Appeal from a judgment of the County Court of Albany County (Catena, J.), rendered November 20, 2001, convicting defendant upon his plea of guilty of the crimes of assault in the second degree (10 counts), criminal possession of a weapon in the third degree (10 counts), coercion in the first degree (three counts) and unlawful imprisonment in the first degree.
Initially, inasmuch as defendant did not move to withdraw his plea or vacate the judgment of conviction, he has not preserved his challenge to the sufficiency of the plea allocution (see People v Teague, 295 AD2d 813, 814 [2002], lv denied 98 NY2d 772 [2002]; People v Kemp, 288 AD2d 635, 635 [2001]). We do not find that defendant’s factual recitation negates essential elements of the crimes to which he pleaded guilty so as to present an exception to the preservation requirement (see People v McWhite, 295 AD2d 757, 758 [2002]; People v Kemp, supra at 636). In any event, even if we were to consider defendant’s claim, we would find it to be without merit. “[A] plea allocution is generally sufficient where, as here, a defendant’s affirmative responses to County Court’s questions established the elements of the crimes charged and there is no indication in the record that the voluntary plea was baseless or improvident” (People v Kemp, supra at 636; see People v McWhite, supra at 758).

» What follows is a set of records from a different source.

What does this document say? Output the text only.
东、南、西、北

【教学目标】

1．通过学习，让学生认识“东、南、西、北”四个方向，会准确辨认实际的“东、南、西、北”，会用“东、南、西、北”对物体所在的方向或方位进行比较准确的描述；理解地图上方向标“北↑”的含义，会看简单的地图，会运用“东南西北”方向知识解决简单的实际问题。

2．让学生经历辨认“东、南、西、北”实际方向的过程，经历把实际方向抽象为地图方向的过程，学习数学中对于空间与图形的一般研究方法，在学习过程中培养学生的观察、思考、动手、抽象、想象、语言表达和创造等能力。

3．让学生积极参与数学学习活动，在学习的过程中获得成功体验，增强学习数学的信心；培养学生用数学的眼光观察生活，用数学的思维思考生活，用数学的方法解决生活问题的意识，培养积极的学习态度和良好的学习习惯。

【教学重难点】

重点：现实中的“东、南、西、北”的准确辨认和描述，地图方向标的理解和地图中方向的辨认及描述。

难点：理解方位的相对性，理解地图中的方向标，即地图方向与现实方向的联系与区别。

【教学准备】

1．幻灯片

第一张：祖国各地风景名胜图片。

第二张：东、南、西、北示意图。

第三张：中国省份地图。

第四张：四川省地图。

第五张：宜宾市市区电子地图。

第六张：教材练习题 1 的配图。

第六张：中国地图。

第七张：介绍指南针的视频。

Defendant’s failure to move to withdraw his plea or vacate the judgment of conviction also precludes his challenge to the effectiveness of his counsel (see People v Washington, 3 AD3d 741, 742 [2004], lv denied 2 NY3d 747 [2004]).
Defendant’s waiver of appeal was involuntary and, therefore, invalid. Defendant exercised his statutory right to plead guilty to the entire indictment (see CPL 220.10 [2]), without any promise from either County Court or the prosecutor respecting sentencing. Under these circumstances, it was improper for the court to require defendant to waive his right to appeal. Consequently, we will address defendant’s challenge to his sentence. Given defendant’s criminal history, his failure to take responsibility for his actions in his presentence interview and the brutal nature of his attacks on the victim, we cannot conclude that his sentence was unduly harsh or excessive.
Crew III, J.P., Spain, Mugglin and Rose, JJ, concur. Ordered that the judgment is affirmed.